It is the first time multiple Chicago firefighters have died in the line of duty since 1998.
The fire started just before 7 a.m. in the 1700-block of E. 75th street.
Edward Stringer worked for Engine 63 and began with the dept in 1998. He was a divorced father of two and known in his Southwest Side neighborhood as someone who always helped all his neighbors.
The other fallen firefighter was Corey Ankum, who worked for Engine 72. Dozens of Chicago firefighters lined the Christ Hospital emergency room driveway as the Ankum's body was brought out to be taken to the morgue.
"Great kid, always wanted to listen, always wanted to learn, did everything right," said Chicago Fire Department Captain Stan Pavilonas, who worked with Ankum. "It's just a tragic loss."
Purple bunting hung from both company firehouses Wednesday night to mourn the loss of the firefighters.
"It's a loss. That's all I can say," said Ankum's half brother Gerald Glover.
Ankum worked with Glover at the firehouse at 79th in south Chicago. Ankum, 34, worked the third shift. The father of three was known as an excellent cook and a jokester with an infectious laugh.
"He helped people that he don't really know... if you needed some help getting to the hospital, older people on his block, he helped out, you know, watching out for their houses while they go to work - all kinds of stuff," said Glover. "There was nothing that you could... ask for him to do that that he wouldn't do"
According to Glover, Ankum worked as a Chicago police officer for three years before switching to the fire department a little more than a year ago.
Glover said that Ankum told him he was switching from the police department to the fire department because he felt that people did not respect police any more.
Ankum and 12-year department veteran Stringer were killed when a roof and a wall collapsed while they were fighting a fire in an abandoned building.
Stringer's family received condolences at his home all day Wednesday. A blow-up Santa Claus riding a Harley highlighted his love for motorcycles. He brought his bike to the Lakefront campground every year.

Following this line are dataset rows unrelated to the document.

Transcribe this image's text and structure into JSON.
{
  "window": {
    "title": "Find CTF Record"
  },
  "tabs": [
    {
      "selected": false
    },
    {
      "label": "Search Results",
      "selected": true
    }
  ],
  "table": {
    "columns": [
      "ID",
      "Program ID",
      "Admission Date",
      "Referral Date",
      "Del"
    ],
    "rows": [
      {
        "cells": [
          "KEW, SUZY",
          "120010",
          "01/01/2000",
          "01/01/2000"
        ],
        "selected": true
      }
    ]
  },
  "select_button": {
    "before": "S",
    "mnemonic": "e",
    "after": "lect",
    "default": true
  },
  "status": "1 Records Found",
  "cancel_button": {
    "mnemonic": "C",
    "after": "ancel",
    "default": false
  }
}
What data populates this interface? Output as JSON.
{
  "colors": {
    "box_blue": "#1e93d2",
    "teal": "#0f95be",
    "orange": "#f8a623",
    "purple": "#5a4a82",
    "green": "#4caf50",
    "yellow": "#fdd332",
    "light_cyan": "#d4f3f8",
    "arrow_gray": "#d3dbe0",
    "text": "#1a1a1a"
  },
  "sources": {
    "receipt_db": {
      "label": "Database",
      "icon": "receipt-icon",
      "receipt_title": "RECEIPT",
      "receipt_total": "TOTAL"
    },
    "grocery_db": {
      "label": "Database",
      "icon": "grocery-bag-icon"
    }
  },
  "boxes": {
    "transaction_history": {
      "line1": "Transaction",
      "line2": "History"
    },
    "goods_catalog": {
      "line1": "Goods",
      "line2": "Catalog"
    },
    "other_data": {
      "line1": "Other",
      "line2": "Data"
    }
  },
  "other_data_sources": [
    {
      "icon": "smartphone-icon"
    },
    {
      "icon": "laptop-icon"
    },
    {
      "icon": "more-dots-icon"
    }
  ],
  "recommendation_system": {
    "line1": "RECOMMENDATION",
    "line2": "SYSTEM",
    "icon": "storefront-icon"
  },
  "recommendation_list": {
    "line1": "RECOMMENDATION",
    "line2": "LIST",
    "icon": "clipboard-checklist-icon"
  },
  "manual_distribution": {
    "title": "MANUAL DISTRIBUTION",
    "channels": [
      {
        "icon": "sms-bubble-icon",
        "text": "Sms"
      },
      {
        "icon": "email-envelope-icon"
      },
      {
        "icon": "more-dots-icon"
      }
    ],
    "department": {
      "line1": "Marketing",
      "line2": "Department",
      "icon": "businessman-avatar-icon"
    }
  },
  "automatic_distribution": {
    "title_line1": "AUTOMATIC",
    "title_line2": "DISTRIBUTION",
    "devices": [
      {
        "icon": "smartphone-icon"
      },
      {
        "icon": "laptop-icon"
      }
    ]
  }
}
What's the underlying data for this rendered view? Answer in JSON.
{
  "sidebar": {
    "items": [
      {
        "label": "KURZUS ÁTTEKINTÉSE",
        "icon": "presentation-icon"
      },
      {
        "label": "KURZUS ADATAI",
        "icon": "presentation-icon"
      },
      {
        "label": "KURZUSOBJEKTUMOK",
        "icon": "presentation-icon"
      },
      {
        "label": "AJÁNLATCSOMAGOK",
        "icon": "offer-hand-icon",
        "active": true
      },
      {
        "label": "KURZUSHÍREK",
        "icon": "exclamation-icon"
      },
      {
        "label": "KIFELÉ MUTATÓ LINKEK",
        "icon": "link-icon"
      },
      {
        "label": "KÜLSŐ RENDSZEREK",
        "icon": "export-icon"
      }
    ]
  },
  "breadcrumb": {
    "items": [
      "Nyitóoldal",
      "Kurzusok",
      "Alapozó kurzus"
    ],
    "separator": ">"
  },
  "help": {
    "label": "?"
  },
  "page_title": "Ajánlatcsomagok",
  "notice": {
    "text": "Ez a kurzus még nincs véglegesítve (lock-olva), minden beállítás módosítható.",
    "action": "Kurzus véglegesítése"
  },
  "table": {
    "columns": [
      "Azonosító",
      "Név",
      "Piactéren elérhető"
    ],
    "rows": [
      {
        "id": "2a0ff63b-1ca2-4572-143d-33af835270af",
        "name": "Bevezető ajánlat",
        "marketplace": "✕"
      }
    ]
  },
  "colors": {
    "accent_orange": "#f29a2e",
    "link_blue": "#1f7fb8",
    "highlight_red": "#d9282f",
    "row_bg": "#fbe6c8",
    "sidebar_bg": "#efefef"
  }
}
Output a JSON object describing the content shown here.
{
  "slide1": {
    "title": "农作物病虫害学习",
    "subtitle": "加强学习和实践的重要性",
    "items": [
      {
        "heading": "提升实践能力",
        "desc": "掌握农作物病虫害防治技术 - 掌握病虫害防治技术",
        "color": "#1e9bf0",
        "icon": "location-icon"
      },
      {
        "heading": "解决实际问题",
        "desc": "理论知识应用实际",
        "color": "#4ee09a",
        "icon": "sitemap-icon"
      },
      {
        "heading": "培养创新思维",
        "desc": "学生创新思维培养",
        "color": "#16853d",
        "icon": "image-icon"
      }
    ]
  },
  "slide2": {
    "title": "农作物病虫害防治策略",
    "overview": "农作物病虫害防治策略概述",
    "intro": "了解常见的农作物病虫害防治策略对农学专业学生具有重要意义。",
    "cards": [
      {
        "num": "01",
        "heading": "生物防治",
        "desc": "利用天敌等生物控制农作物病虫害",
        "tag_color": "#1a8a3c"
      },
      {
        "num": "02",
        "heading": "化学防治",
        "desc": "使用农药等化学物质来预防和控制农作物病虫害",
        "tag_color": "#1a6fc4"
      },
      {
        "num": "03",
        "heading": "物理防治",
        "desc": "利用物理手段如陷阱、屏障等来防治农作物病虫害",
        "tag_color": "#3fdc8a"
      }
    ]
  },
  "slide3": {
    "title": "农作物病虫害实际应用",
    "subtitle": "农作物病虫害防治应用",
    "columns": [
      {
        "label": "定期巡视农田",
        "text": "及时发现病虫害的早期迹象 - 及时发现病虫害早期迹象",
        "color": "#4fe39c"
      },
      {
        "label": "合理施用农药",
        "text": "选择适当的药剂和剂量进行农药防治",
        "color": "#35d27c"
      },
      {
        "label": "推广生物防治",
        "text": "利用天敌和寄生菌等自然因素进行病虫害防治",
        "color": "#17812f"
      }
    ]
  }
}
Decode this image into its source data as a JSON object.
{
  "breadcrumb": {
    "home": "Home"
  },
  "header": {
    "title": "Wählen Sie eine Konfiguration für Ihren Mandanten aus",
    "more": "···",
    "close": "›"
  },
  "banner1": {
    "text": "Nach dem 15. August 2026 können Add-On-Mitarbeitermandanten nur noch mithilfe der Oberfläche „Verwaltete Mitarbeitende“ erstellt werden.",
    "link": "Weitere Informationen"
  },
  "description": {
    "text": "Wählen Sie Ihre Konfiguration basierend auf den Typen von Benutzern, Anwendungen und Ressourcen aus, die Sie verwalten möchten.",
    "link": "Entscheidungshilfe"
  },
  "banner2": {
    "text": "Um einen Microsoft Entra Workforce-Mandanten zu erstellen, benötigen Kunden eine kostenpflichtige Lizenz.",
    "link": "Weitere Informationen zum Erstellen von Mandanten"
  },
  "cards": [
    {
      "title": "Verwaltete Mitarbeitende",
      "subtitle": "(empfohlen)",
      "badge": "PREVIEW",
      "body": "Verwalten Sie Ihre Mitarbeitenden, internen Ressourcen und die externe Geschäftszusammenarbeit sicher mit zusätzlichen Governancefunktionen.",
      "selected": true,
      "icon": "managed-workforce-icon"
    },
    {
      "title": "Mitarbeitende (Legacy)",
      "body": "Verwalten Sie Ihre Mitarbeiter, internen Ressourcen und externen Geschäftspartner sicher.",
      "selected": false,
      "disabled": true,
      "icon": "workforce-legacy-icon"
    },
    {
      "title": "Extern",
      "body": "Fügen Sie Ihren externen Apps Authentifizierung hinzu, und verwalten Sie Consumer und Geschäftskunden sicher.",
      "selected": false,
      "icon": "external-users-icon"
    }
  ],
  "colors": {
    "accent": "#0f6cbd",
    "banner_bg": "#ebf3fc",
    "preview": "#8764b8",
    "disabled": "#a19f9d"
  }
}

"He would ride his motorcycle out, go for rides out in the country, that type of thing," said friend Monica Murdaugh.
Neighbors say the neatly-shoveled sidewalks in his neighborhood are his handiwork. They say that on Tuesday, he was out clearing not only his, but theirs as well.
"We lost a hero - a man who was not only a good firefighter, he was a great neighbor - a great Chicagoan," said neighbor Kim Speck.
Maurice Matthews' brother was injured trying to save Ankum.
"To be there, knowing that you can't help your comrade and that you had to leave him is what he'staking hard now, because he was the last guy with him," said Matthews.
He told ABC7 that his brother has been released from Christ Hospital. He is now receiving counseling from the Fire Department.
The Mayor's Office as well as the Fire Department is personally feeling Ankum's loss. Ankum's wife worked for Mayor Daley.
Ankum leaves behind a wife and three children.
Funeral arrangements for both had yet to be announced Wednesday night.